## Thinking Mathematically (6th Edition)

The provided statement: A geometric series $a,ar,a{{r}^{2}},a{{r}^{3}},a{{r}^{4}},\ldots$ is True.
If a sequence is geometric, we can write as many terms as we want by repeatedly multiplying by the common ratio.
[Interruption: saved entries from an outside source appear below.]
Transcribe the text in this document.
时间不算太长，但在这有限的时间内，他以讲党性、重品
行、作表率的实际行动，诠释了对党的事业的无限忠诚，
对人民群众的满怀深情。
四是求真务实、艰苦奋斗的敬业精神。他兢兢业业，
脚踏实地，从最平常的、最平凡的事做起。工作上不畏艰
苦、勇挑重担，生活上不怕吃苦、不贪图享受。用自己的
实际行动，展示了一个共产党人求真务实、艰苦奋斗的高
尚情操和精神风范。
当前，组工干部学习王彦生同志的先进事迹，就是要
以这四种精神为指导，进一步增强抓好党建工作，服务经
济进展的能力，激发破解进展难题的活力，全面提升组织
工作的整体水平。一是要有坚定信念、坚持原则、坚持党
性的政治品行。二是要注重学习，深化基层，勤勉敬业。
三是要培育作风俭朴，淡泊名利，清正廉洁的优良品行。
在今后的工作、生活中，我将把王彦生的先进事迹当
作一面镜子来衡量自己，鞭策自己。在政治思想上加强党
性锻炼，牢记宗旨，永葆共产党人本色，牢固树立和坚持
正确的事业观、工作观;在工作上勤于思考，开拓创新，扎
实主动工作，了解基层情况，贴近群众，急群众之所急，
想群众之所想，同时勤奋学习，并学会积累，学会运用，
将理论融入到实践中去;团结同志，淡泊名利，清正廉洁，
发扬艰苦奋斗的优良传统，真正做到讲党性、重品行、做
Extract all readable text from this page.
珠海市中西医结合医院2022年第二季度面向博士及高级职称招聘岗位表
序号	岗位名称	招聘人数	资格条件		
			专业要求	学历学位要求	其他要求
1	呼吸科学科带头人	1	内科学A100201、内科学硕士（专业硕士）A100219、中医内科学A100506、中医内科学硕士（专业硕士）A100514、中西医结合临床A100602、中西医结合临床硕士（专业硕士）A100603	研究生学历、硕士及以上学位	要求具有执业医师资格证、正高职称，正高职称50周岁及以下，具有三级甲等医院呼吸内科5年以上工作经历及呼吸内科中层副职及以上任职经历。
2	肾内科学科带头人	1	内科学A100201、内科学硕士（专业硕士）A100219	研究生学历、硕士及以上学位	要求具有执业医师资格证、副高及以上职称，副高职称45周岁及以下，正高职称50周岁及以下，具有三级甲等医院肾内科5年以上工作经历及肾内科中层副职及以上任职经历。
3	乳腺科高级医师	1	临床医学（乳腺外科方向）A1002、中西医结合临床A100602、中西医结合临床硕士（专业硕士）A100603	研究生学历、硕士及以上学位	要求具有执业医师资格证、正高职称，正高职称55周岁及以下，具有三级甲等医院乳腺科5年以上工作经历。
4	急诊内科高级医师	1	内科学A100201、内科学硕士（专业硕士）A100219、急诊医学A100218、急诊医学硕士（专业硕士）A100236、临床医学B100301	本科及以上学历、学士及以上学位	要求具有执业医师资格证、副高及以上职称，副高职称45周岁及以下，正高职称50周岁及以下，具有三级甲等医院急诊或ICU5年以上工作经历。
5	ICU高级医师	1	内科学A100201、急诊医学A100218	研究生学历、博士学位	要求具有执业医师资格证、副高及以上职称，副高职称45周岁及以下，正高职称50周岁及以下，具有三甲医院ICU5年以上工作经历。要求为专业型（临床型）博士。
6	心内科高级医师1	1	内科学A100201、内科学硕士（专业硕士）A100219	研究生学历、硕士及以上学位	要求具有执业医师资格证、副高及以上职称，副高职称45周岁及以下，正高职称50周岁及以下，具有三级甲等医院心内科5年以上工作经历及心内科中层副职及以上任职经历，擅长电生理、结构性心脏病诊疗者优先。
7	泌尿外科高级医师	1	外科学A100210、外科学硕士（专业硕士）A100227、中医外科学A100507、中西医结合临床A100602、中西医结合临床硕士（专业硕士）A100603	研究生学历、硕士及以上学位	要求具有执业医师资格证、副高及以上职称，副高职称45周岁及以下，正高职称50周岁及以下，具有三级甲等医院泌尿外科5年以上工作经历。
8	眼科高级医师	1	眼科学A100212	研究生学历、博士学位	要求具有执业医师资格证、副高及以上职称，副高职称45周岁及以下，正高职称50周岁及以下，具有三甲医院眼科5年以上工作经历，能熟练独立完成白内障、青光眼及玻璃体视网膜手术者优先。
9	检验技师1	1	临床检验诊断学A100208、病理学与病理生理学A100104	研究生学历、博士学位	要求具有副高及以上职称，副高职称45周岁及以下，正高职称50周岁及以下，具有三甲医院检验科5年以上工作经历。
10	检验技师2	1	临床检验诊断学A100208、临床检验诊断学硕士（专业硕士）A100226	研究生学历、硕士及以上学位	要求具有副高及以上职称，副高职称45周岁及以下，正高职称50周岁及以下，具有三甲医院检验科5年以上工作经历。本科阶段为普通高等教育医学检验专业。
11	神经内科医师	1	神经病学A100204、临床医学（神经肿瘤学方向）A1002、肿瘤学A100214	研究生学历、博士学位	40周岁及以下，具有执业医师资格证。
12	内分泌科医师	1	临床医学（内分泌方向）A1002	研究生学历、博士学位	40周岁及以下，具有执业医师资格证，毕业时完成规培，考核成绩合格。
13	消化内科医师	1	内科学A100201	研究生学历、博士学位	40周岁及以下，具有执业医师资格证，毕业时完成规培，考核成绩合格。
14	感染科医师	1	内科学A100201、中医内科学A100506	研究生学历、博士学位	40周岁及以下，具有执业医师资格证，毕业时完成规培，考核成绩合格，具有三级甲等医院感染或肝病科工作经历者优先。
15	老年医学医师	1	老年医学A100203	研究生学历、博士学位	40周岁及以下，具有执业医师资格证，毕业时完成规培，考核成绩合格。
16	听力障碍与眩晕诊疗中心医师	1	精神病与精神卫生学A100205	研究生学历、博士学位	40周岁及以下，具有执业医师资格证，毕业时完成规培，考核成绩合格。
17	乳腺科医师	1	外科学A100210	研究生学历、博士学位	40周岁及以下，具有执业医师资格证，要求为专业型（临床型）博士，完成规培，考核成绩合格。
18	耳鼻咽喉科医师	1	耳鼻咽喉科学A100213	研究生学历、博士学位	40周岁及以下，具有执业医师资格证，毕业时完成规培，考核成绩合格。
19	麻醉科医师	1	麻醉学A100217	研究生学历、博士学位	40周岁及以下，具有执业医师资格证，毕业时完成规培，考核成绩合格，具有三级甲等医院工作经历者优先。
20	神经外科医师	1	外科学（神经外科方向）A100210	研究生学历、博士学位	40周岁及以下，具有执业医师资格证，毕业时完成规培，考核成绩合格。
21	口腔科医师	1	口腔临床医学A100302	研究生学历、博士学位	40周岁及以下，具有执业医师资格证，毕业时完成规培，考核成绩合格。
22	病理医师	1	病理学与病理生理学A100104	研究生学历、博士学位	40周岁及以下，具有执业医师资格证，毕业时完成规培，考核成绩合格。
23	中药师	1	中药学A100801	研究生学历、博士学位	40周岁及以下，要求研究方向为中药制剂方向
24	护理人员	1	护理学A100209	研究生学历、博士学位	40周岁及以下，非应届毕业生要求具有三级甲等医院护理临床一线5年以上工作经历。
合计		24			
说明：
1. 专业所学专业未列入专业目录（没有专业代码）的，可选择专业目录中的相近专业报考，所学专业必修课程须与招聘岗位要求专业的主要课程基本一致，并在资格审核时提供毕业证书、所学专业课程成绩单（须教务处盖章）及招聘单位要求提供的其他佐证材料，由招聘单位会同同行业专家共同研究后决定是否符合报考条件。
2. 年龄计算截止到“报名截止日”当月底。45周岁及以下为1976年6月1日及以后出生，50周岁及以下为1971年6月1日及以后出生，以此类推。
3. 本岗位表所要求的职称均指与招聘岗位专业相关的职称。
It is known that the geometric sequence is; $a,ar,a{{r}^{2}},a{{r}^{3}},a{{r}^{4}},\ldots$ Where a is first term and r is common ratio; \begin{align} & r=\frac{{{a}_{2}}}{{{a}_{1}}} \\ & =\frac{{{a}_{3}}}{{{a}_{2}}} \\ & =\frac{{{a}_{3}}}{{{a}_{4}}} \end{align} For example, if a sequence is:$2,4,8,16,32,.\ldots$ Where common ratio,$r=\frac{{{a}_{2}}}{{{a}_{1}}}=2$ \begin{align} & {{a}_{1}}=2 \\ & {{a}_{2}}=2\times 2=4 \\ & {{a}_{3}}=4\times 2=8 \\ & {{a}_{4}}=8\times 2=16 \\ \end{align} Thus, repeatedly multiply by the common ratio to make a geometric sequence. Hence, the given statement is true.